Team - Profiles and credentials of the management team, plus brief details of other key personnel.

Your company and operation - overview of your premises, any production facilities, management and IT systems.

Financial Forecasts - confirming what you have outlined above but in figures. An experienced business adviser will be able to help you put together a business plan and suitable finance package.

Hints & Tips

  • It is best to put together the funding for your business from a range of different sources.
  • Business training courses will help you to understand the issues better.
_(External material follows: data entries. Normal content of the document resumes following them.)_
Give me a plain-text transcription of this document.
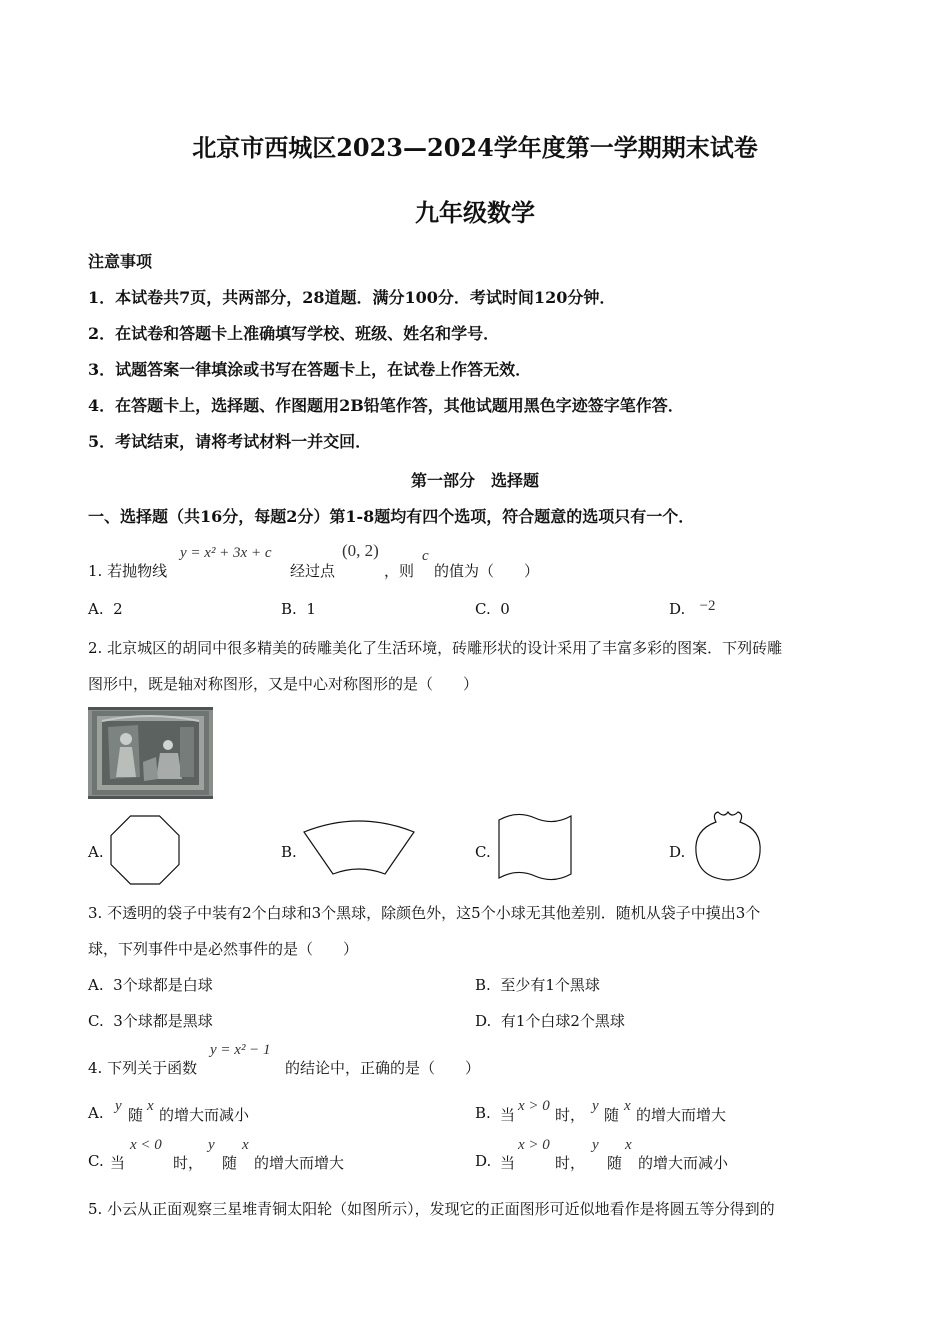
北京市西城区2023—2024学年度第一学期期末试卷
九年级数学
注意事项
1．本试卷共7页，共两部分，28道题．满分100分．考试时间120分钟．
2．在试卷和答题卡上准确填写学校、班级、姓名和学号．
3．试题答案一律填涂或书写在答题卡上，在试卷上作答无效．
4．在答题卡上，选择题、作图题用2B铅笔作答，其他试题用黑色字迹签字笔作答．
5．考试结束，请将考试材料一并交回．
第一部分　选择题
一、选择题（共16分，每题2分）第1-8题均有四个选项，符合题意的选项只有一个．
1. 若抛物线
y = x² + 3x + c
经过点
(0, 2)
，则
c
的值为（　　）
A. 2	B. 1	C. 0	D. −2
2. 北京城区的胡同中很多精美的砖雕美化了生活环境，砖雕形状的设计采用了丰富多彩的图案．下列砖雕
图形中，既是轴对称图形，又是中心对称图形的是（　　）
A.	B.	C.	D.
3. 不透明的袋子中装有2个白球和3个黑球，除颜色外，这5个小球无其他差别．随机从袋子中摸出3个
球，下列事件中是必然事件的是（　　）
A. 3个球都是白球	B. 至少有1个黑球
C. 3个球都是黑球	D. 有1个白球2个黑球
4. 下列关于函数
y = x² − 1
的结论中，正确的是（　　）
A. y 随 x 的增大而减小	B. 当 x > 0 时， y 随 x 的增大而增大
C. 当
x < 0
时，
y
随
x
的增大而增大	D. 当
x > 0
时，
y
随
x
的增大而减小
5. 小云从正面观察三星堆青铜太阳轮（如图所示），发现它的正面图形可近似地看作是将圆五等分得到的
It will also give more confidence in your abilities to people who are helping you financially.
  • Further information on financial support providers can be found on the Grants and Support Directory at the Business Link website.

The above information is correct at the time of writing (July 2009) but please check the details are up-to-date with the various organisations listed.

The contents of this guidance are for information only and no guarantee, representation or warranty of any kind is given (whether express or implied) in relation to any of the information, advice or opinions expressed in it. Whilst ICI Paints AkzoNobel have made all reasonable efforts to ensure that statements appearing in this guidance are accurate, ICI Paints AkzoNobel disclaims all liability and responsibility arising from any reliance placed on the information, advice and opinions contained in this guidance. ICI Paints AkzoNobel reserves the right to make any amendments or alterations to this guidance at any time, without notice.